ENGAGEMENT AZIENDALE: SOLO IL 4% DEI DIPENDENTI IN ITALIA È SODDISFATTO

ENGAGEMENT

L’occupazione sale ma l’engagement dei lavoratori no

L’estate ci ha confermato un trend: l’occupazione nostrana continua la sua cavalcata positiva, l’engagement dei lavoratori purtroppo no. Non accenna a placarsi infatti, con numeri mai visti prima, – ed è l’altra faccia della medaglia – il fenomeno delle dimissioni volontarie che accentua il deciso dinamismo del mercato del lavoro.

Engagement basso: la conseguenza sono le dimissioni volontarie

Il mercato, insomma, richiede professionalità e ottiene risposta anche da chi un lavoro ce l’ha già ma prende il coraggio a due mani, fa un’onesta analisi sulla sua soddisfazione e decide – in molti casi – di abbandonare la strada nota per portare un contributo più significativo altrove.

Ma quindi cosa c’entra l’engagement?

D’altra parte, da rilevazioni recentissime, uscite in agosto, solo il 4% dei lavoratori dipendenti in Italia si definisce “engaged”, cioè coinvolto nelle dinamiche della propria azienda e dunque spronato a essere creativo, contributivo, finendo spesso nel ricadere in quello che abbiamo imparato a conoscere come il quiet quitting.

Tutta la “vecchia Europa” si trova nei gradini più bassi della classifica della motivazione e della soddisfazione (non fanno molto meglio di noi Germania, Francia e Spagna ad esempio), ma l’Italia ottiene il risultato più basso in UE.

E non è solo una questione economica, che certamente incide considerando l’aumento generalizzato dei prezzi e gli effetti dell’inflazione, è primariamente un tema di coinvolgimento. La fatica principale è quella di essere chiamati a fare il proprio “pezzettino” senza conoscere gli orizzonti complessi di ciò che ci viene chiesto, di essere limitati a portare a termine in maniera acritica un compito. L’engagement cambia tutto perché fa percepire lo scopo di ciò che si fa e ciò innesca un desiderio positivo di contribuire portando proposte, sperimentando, tentando strade nuove che potrebbero riuscire a ottimizzare o migliorare processi e prodotti per una maggior soddisfazione.
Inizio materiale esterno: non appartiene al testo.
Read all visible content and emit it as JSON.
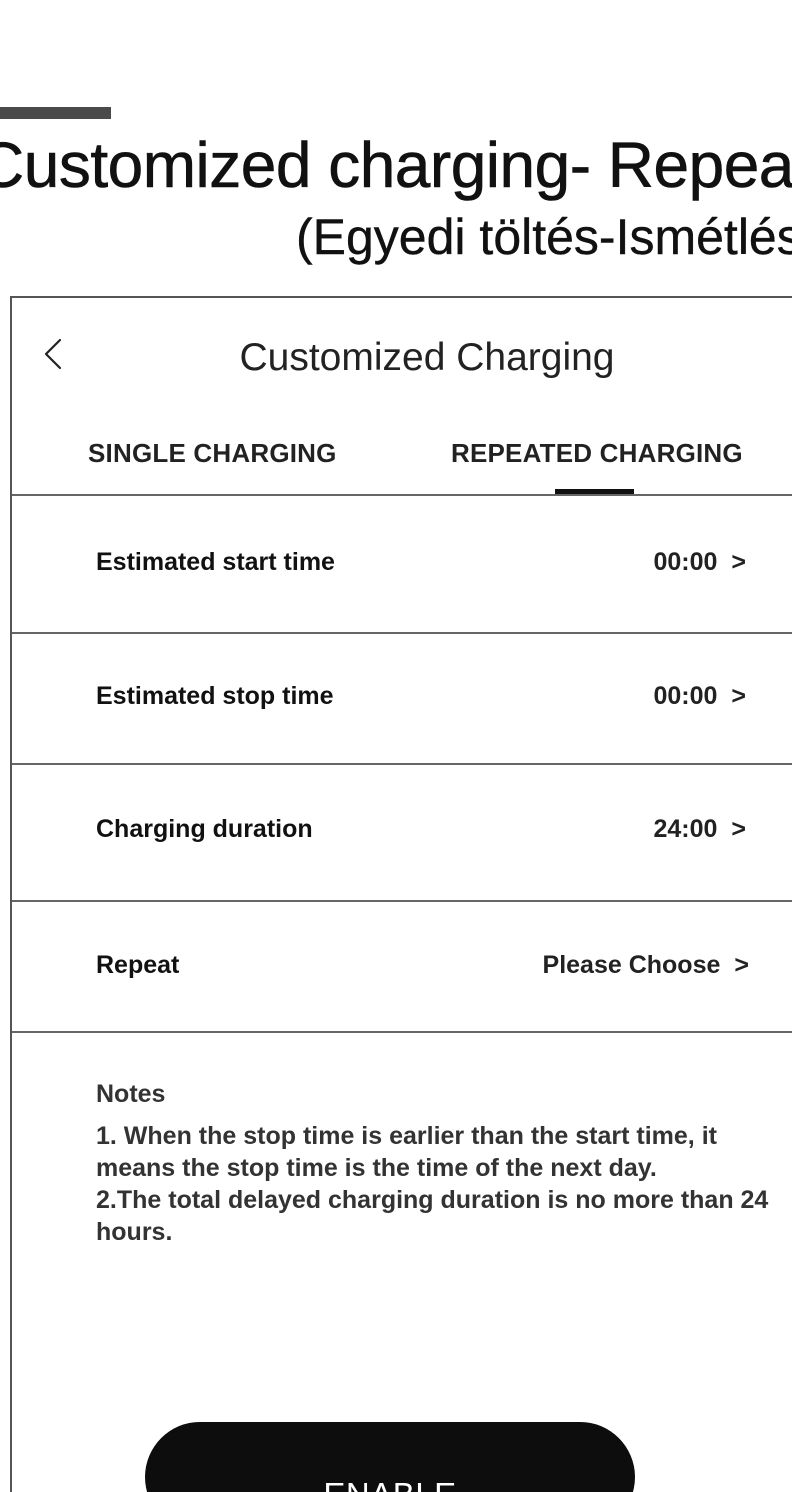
{
  "document": {
    "title": "Customized charging- Repeat",
    "subtitle": "(Egyedi töltés-Ismétlés)"
  },
  "header": {
    "title": "Customized Charging",
    "back_icon": "chevron-left-icon"
  },
  "tabs": [
    {
      "label": "SINGLE CHARGING",
      "active": false
    },
    {
      "label": "REPEATED CHARGING",
      "active": true
    }
  ],
  "settings": [
    {
      "label": "Estimated start time",
      "value": "00:00",
      "chevron": ">"
    },
    {
      "label": "Estimated stop time",
      "value": "00:00",
      "chevron": ">"
    },
    {
      "label": "Charging duration",
      "value": "24:00",
      "chevron": ">"
    },
    {
      "label": "Repeat",
      "value": "Please Choose",
      "chevron": ">"
    }
  ],
  "notes": {
    "title": "Notes",
    "lines": [
      "1. When the stop time is earlier than the start time, it means the stop time is the time of the next day.",
      "2.The total delayed charging duration is no more than 24 hours."
    ]
  },
  "enable_button": {
    "label": "ENABLE"
  },
  "colors": {
    "accent_bar": "#4a4a4a",
    "button_bg": "#0d0d0d",
    "button_text": "#ffffff",
    "divider": "#666666"
  }
}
E se il quiet quitting riguarda anche i giovani, la lettura di questo fenomeno non può essere risolta con la scarsa “voglia di lavorare” quanto piuttosto con la sana aspirazione al senso, con il desiderio di compimento anche sul lavoro.

Valori in cui riconoscersi

È un modo di concepire il fare in maniera più complessa e profonda, dove non vale solo la quantità, la risposta al task, ma conta – lato azienda e lato lavoratore – la corrispondenza di valori, la creazione del network, la comune aspirazione alla crescita. Altrimenti il rischio, come denunciano gli studi più recenti, è uno stress sterile davanti al quale si scappa.

I numeri e le statistiche fanno notizia, ma la vera svolta sta nella lettura di ciò che ci raccontano: siamo in piena emergenza demografica e necessitiamo di professionalità (giovani e senior) di alto profilo, animate dal desiderio di portare un proprio contributo originale e imparare sempre. La crescita, soprattutto in un’ottica di transizione digitale e verde, necessita di una guida che non può essere che l’intelligenza e la sensibilità umana. C’è, dunque, un’urgenza di senso, da affrontare costruendo – a livello Paese e come Sistema Lavoro – una prospettiva di valore.